Texte intégral
COUR D'APPEL DE DOUAI
Chambre des Libertés Individuelles
N° RG 23/02247 - N° Portalis DBVT-V-B7H-VH35
N° de Minute : 2246
Ordonnance du mardi 19 décembre 2023
République Française
Au nom du Peuple Français
APPELANT
M. [B] [G]
né le 20 Décembre 1981 à [Localité 2]
de nationalité Algérienne
Actuellement retenu au centre de rétention de [Localité 3]

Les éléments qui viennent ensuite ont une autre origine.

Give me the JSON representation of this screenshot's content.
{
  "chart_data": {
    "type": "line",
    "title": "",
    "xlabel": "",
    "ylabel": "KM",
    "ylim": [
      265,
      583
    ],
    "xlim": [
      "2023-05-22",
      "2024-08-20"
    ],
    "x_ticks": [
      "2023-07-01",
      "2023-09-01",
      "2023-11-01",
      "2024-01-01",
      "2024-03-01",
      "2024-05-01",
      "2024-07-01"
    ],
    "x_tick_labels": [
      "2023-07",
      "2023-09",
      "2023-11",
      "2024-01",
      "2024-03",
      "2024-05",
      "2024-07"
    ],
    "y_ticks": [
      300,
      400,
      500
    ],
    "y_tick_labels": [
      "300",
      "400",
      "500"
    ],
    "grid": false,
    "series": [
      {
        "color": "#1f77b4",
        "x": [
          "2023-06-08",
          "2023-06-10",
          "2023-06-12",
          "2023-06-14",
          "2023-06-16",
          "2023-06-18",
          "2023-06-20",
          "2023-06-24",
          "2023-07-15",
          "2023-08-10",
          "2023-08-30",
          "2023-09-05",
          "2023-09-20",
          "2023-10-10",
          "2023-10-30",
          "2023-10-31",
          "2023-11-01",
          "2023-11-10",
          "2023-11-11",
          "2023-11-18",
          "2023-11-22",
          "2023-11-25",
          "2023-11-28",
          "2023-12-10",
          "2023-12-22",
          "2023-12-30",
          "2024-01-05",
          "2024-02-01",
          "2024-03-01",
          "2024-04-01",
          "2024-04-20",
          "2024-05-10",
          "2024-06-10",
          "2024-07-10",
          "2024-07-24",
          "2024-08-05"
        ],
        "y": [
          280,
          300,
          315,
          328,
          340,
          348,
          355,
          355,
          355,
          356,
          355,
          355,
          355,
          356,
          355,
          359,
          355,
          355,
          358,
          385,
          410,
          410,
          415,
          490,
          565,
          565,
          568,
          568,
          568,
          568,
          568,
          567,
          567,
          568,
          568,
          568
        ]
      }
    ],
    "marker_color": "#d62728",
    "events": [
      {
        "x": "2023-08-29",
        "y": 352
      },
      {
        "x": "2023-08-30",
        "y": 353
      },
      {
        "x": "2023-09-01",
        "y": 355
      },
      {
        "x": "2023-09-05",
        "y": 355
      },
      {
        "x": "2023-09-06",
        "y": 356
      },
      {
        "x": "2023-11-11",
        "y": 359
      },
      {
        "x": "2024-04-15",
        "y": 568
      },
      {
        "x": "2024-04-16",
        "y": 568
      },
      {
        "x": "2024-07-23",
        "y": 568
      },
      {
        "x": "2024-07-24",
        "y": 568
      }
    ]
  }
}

dûment avisé, comparant en personne
assisté de Me Henry-pierre RULENCE, avocat au barreau de DOUAI, avocat commis d'office et de M. [M] [Z] interprète assermenté en langue arabe, tout au long de la procédure devant la cour,
INTIMÉ
M. LE PREFET DU NORD
dûment avisé, représenté par Me SAUDUBRAY Guillaume, avocat au barreau de PARIS
PARTIE JOINTE
M. le procureur général près la cour d'appel de Douai : non comparant
MAGISTRATE DELEGUEE : Danielle THEBAUD, conseillère à la cour d'appel de Douai désignée par ordonnance pour remplacer le premier président empêché assistée de Jean-Luc POULAIN, greffier
DÉBATS : à l'audience publique du mardi 19 décembre 2023 à 08 h 30
ORDONNANCE : prononcée publiquement à Douai le mardi 19 décembre 2023 à
Le premier président ou son délégué,
Vu les articles L.740-1 à L.744-17 et R.740-1 à R.744-47 du code de l'entrée et du séjour des étrangers et du droit d'asile (CESEDA) et spécialement les articles L 743-21, L 743-23, R 743-10, R 743-11, R 743-18 et R 743-19 ;
Vu l'ordonnance rendue le 17 décembre 2023 par le Juge des libertés et de la détention de LILLE prolongeant la rétention administrative de M. [B] [G] ;
Vu l'appel interjeté par M. [B] [G], ou son Conseil, par déclaration reçue au greffe de la cour d'appel de ce siège le 18 décembre 2023 ;
Vu l'audition des parties, les moyens de la déclaration d'appel et les débats de l'audience ;
EXPOSE DU LITIGE
Suite à un contrôle d'identité réalisé sur la base de l'article 78-2 alinéa 9 du code de procédure pénale, M. [B] [G], né le 20 décembre 1981 à [Localité 2] (Algerie), de nationalité algérienne a fait l'objet d'un placement en retenue, d'un placement en rétention administrative ordonné par le M. le Préfet du Nord le 14/12/2023 à 8h50 au Local de Rétention Administrative de [Localité 5] puis au Centre de Rétention Administrative de [Localité 3], sur la base d'une obligation de quitter le territoire français prise par le préfet du Vaucluse le 21/03/2023.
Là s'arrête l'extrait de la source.